Mesmerized by the flickering fan motion, I let my thoughts wander. I envisioned Sean’s tiny head. Like some kind of perfect pearl, it seemed impossible that it could have ever formed inside of me. Sean was a beautiful baby, despite my being half-responsible for his looks. He had the complexion of a new peach, flawless and covered with soft blond fuzz. His eyebrows, two faint ivory lines, didn’t even resemble mine. Somehow, he’d been spared. He didn’t look like a puppy after all.

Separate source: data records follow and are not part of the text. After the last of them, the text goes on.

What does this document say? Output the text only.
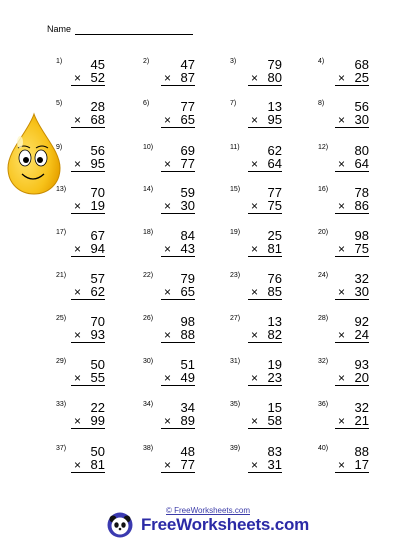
Name
1) 45
× 52
2) 47
× 87
3) 79
× 80
4) 68
× 25
5) 28
× 68
6) 77
× 65
7) 13
× 95
8) 56
× 30
9) 56
× 95
10) 69
× 77
11) 62
× 64
12) 80
× 64
13) 70
× 19
14) 59
× 30
15) 77
× 75
16) 78
× 86
17) 67
× 94
18) 84
× 43
19) 25
× 81
20) 98
× 75
21) 57
× 62
22) 79
× 65
23) 76
× 85
24) 32
× 30
25) 70
× 93
26) 98
× 88
27) 13
× 82
28) 92
× 24
29) 50
× 55
30) 51
× 49
31) 19
× 23
32) 93
× 20
33) 22
× 99
34) 34
× 89
35) 15
× 58
36) 32
× 21
37) 50
× 81
38) 48
× 77
39) 83
× 31
40) 88
× 17
© FreeWorksheets.com
FreeWorksheets.com
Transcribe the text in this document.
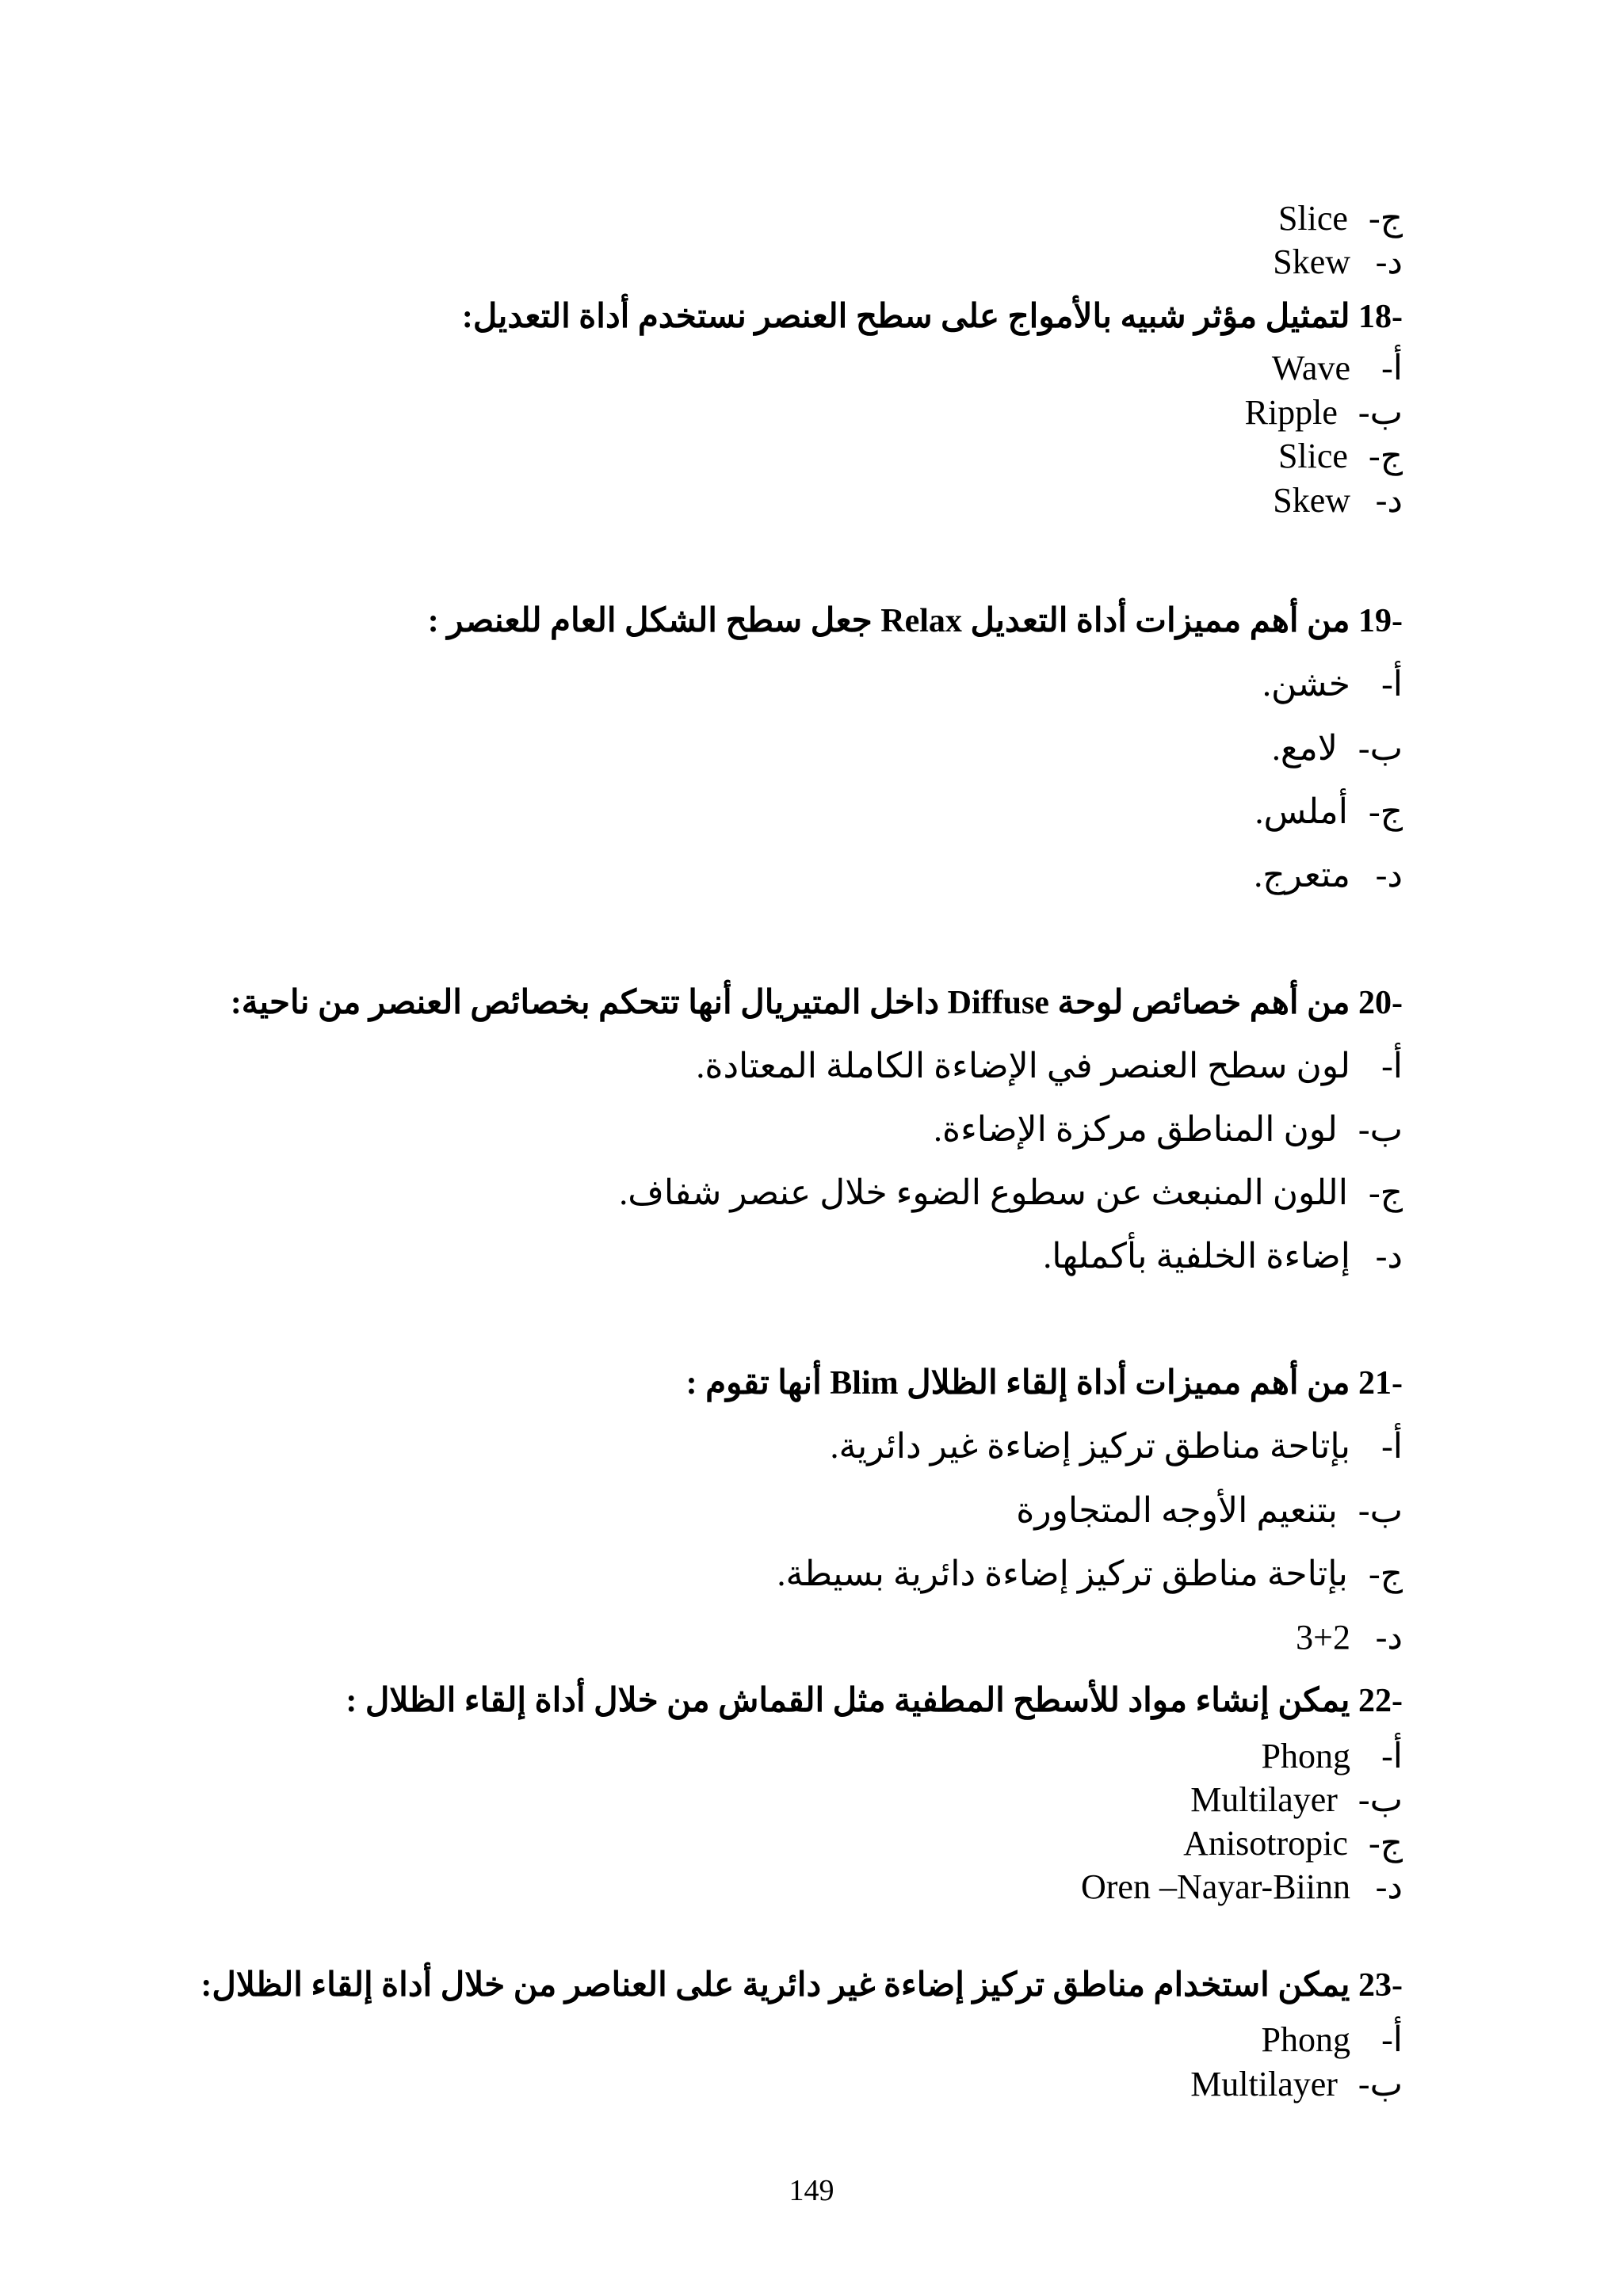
ج-Slice
د-Skew
18- لتمثيل مؤثر شبيه بالأمواج على سطح العنصر نستخدم أداة التعديل:
أ-Wave
ب-Ripple
ج-Slice
د-Skew
19- من أهم مميزات أداة التعديل Relax جعل سطح الشكل العام للعنصر :
أ-خشن.
ب-لامع.
ج-أملس.
د-متعرج.
20- من أهم خصائص لوحة Diffuse داخل المتيريال أنها تتحكم بخصائص العنصر من ناحية:
أ-لون سطح العنصر في الإضاءة الكاملة المعتادة.
ب-لون المناطق مركزة الإضاءة.
ج-اللون المنبعث عن سطوع الضوء خلال عنصر شفاف.
د-إضاءة الخلفية بأكملها.
21- من أهم مميزات أداة إلقاء الظلال Blim أنها تقوم :
أ-بإتاحة مناطق تركيز إضاءة غير دائرية.
ب-بتنعيم الأوجه المتجاورة
ج-بإتاحة مناطق تركيز إضاءة دائرية بسيطة.
د-3+2
22- يمكن إنشاء مواد للأسطح المطفية مثل القماش من خلال أداة إلقاء الظلال :
أ-Phong
ب-Multilayer
ج-Anisotropic
د-Oren –Nayar-Biinn
23- يمكن استخدام مناطق تركيز إضاءة غير دائرية على العناصر من خلال أداة إلقاء الظلال:
أ-Phong
ب-Multilayer
149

Every time I thought of my baby, I felt as if I had a chicken egg lodged in my throat. I wanted him there with me, to hold, to caress, to rock in my arms, and to make him the kind of promises a mother diligently wishes to fulfill.

I had to concentrate on something else to keep from choking to death, so I turned my thoughts opposite. What would Kenny do when he returned? Would he strike me with his fists, as he had threatened so many times before? Would he drag me by my hair, curse me, and tell me how hideous I was? Or would he insist on having sex while I was still sore and bleeding?

Frightened, I telephoned Momma from the Hendersons’ residence. Granny eavesdropped the whole time, but she never said a word. She didn’t even come outside and sit with me on the front porch while I waited for Momma’s arrival.

“What on Earth has gotten into him?” Momma asked right off. “He’s never been this way before.” That was what Momma thought, anyway. I hadn’t told her about the time Kenny had shoved me down, or the day he had mashed my mouth until my teeth had split both my lips, or about the assortment of degrading remarks he regularly spewed at me. Right then, I was too emotionally upset to mention the past. The present was disturbing enough.

“I don’t know,” I croaked between sobs.

We stepped toward Momma’s station wagon, and Ricky relinquished the front seat so I could have it. Hysteria had a way of unleashing Ricky’s charity.

Momma drove in silence for most of the way to her house. But when she pulled her car into the driveway, she said, “Oh, I see your father’s home already.”

“Uh, oh,” chimed Ricky from the back seat, where I’d all but forgotten he was sitting. “He’s gonna be mad.”

But Ricky was wrong. Daddy didn’t say a word about his missing supper. In fact, I thought he took things pretty well as he listened to me rehash Kenny’s tantrum. That was, until he pushed his chair away from the table, stood, and left the room. I heard him walk down the hall and into his bedroom. It sounded like he opened something, maybe his chest of drawers, and then I heard the back door slam shut.

“Where’s
he
going?” Momma asked in a way that suggested I should know. I had only the vaguest hunch that it had something to do with finding Kenny. I’d have never suspected that, along with him, he’d carried a loaded 22-caliber pistol.